Pourtant, le dérapage des déficits est surtout lié à un héritage laissé par les précédents gouvernements, un dispositif d'incitations fiscales très généreux, baptisé "superbonus" et censé rendre les logements moins énergivores.
"La dérive des déficits de l’Italie, à laquelle ont vivement réagi les marchés, est en grande partie due à la facture du +superbonus+, qui n’est pas de la responsabilité du gouvernement actuel", commente à l'AFP Gilles Moëc, chef économiste du groupe Axa.
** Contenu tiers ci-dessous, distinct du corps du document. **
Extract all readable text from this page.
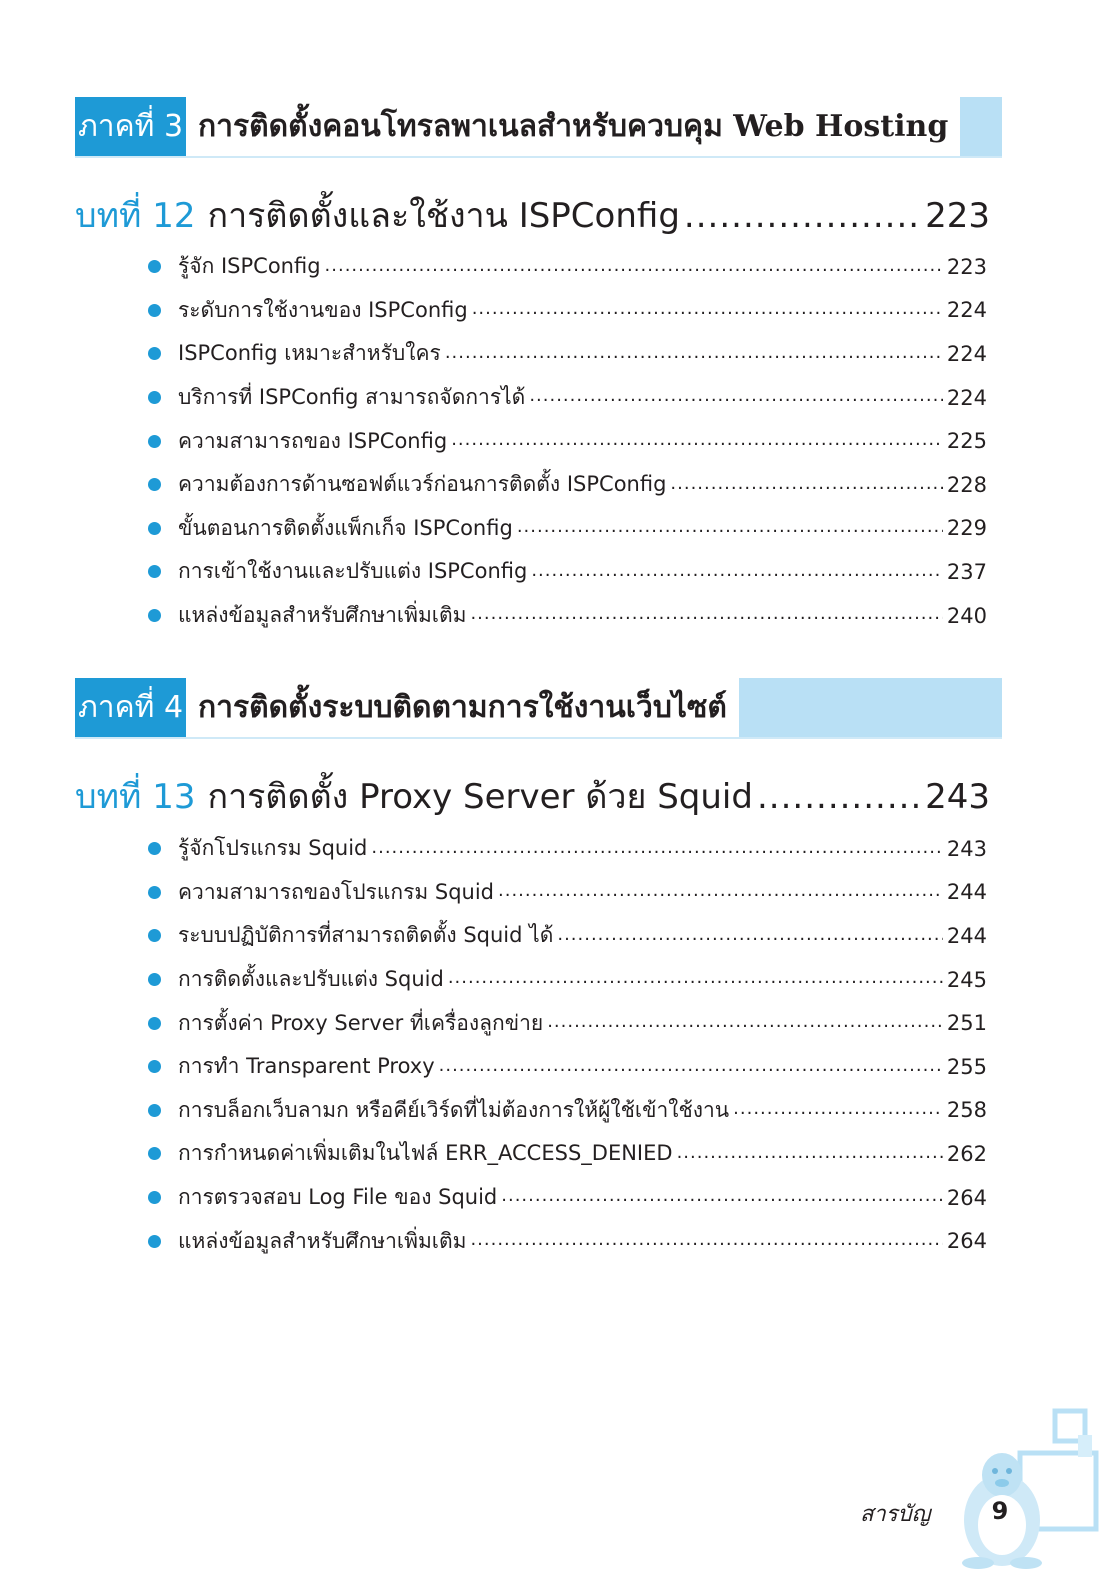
ภาคที่ 3 การติดตั้งคอนโทรลพาเนลสำหรับควบคุม Web Hosting
บทที่ 12 การติดตั้งและใช้งาน ISPConfig .....	223
รู้จัก ISPConfig .....	223
ระดับการใช้งานของ ISPConfig .....	224
ISPConfig เหมาะสำหรับใคร .....	224
บริการที่ ISPConfig สามารถจัดการได้ .....	224
ความสามารถของ ISPConfig .....	225
ความต้องการด้านซอฟต์แวร์ก่อนการติดตั้ง ISPConfig .....	228
ขั้นตอนการติดตั้งแพ็กเก็จ ISPConfig .....	229
การเข้าใช้งานและปรับแต่ง ISPConfig .....	237
แหล่งข้อมูลสำหรับศึกษาเพิ่มเติม .....	240
ภาคที่ 4 การติดตั้งระบบติดตามการใช้งานเว็บไซต์
บทที่ 13 การติดตั้ง Proxy Server ด้วย Squid .....	243
รู้จักโปรแกรม Squid .....	243
ความสามารถของโปรแกรม Squid .....	244
ระบบปฏิบัติการที่สามารถติดตั้ง Squid ได้ .....	244
การติดตั้งและปรับแต่ง Squid .....	245
การตั้งค่า Proxy Server ที่เครื่องลูกข่าย .....	251
การทำ Transparent Proxy .....	255
การบล็อกเว็บลามก หรือคีย์เวิร์ดที่ไม่ต้องการให้ผู้ใช้เข้าใช้งาน .....	258
การกำหนดค่าเพิ่มเติมในไฟล์ ERR_ACCESS_DENIED .....	262
การตรวจสอบ Log File ของ Squid .....	264
แหล่งข้อมูลสำหรับศึกษาเพิ่มเติม .....	264
สารบัญ	9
"Mais on ne décèle pas de réelle volonté de la part du gouvernement Meloni de maîtriser les déficits en renonçant à certaines promesses électorales comme la baisse de la pression fiscale", juge-t-il.
- Le spectre de la dette -
Le gouvernement a relevé sa prévision de déficit public pour 2024 de 3,7% du PIB à 4,3%, ouvrant la voie à un endettement supplémentaire de 15,7 milliards d'euros pour financer de nouvelles mesures d'un coût global de 23 à 25 milliards.
Conséquence, l'énorme dette de l'Italie ne devrait diminuer qu'à la marge, le ratio passant de 140,2% du PIB en 2023 à 139,6% en 2026.
Parmi les mesures phares devrait figurer la fusion des deux premières tranches d'impôt pour faire bénéficier les revenus annuels jusqu'à 28.000 euros d'un taux allégé de 23% au lieu de 25%.
Selon M. Giorgetti, c'est "un premier pas vers un impôt unique pour tous", l'une des principales promesses électorales de la coalition.
En outre, les entreprises qui embauchent et renoncent à verser des dividendes devraient voir leur impôt sur les bénéfices des sociétés réduit de 24% à 15%.
Le gouvernement a raclé les fonds de tiroir et compte sur l'introduction en Italie de l'impôt minimum mondial de 15% sur les bénéfices des multinationales pour collecter entre deux et trois milliards d'euros.
Faute de rentrées fiscales dans un contexte de croissance atone, M. Giorgetti mise aussi sur des privatisations devant rapporter 20 milliards d'euros d'ici 2026, un objectif cependant jugé ambitieux par les analystes.